渋々俺は二人についてその空間に入ったが、中は思っていたよりも明るかった。
何かのホールだろうか? 天井を見上げると球体になっていて、壁はさっきとは打って変わって真っ白でツルツルしている。
と、その時だ。ホールが真っ暗になったかと思うと、一瞬にしてホールの壁一面にどこかの景色が映し出された。
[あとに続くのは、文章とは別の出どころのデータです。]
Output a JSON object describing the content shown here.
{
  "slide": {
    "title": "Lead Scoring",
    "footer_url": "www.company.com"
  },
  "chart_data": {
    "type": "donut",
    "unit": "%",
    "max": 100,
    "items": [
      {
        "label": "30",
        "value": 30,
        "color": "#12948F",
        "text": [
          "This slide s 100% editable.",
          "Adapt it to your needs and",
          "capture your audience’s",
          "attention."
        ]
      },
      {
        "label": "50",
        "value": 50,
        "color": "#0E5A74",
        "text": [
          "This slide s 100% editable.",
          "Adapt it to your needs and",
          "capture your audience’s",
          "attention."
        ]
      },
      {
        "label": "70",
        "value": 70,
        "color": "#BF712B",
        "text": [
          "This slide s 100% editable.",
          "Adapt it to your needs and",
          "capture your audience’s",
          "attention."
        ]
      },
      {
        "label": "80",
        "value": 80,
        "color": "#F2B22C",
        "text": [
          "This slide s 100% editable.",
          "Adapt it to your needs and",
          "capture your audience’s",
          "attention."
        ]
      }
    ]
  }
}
『ようこそ、タイムシアターへ。現在、この施設はご利用できません。ご利用になる場合は管理者のマスターキーを挿してパスコードを入力してください』
どこからともなく聞こえてきた声にキョロキョロしているのは俺だけで、スワローもアウルも既に部屋の中央にあった長椅子に寝そべるように身体を預けている。
「見れないんだって。残念。ここでは何が見れたの?」
「何でも。昔の事、全部見れた」
「そうなんだ。ここ、もしかしてスーちゃんが居た所?」
「うん。でももう誰も居ない。皆眠った」
「そっか。他の部屋も分かる?」
「分かる。居住区だけなら」
「案内してよ。見てみたいな」
「いいよ。こっち」
そう言ってスワローは立ち上がると俺のベルトを掴んで引っ張ってくる。
「おい、アウル」
「これは思いがけない収穫だ。スーちゃんが居れば俺達では入れない部屋に入れるかもね」
嬉しそうに答えるアウルを軽く睨みつけて俺達はスワローについていく。
「ここが学習室。あの部屋に入って催眠学習する」
「ふむふむ」
「こっちは疑似プレイ空間。外の景色が映る」
「なるほど」
「ここは運動室。5日に一回入れる」
「広いね」
「実験室。ここで色んな実験する」
「へぇ」
「ここが斎場。失敗した人が入る」
「斎場?」
穏やかなスワローの案内には似つかわしくない単語に思わず俺達は顔を見合わせたが、スワローはそんな事に気にも留めず施設の中をその後も案内してくれた。
けれど時々何か不穏な単語が随所に含まれている。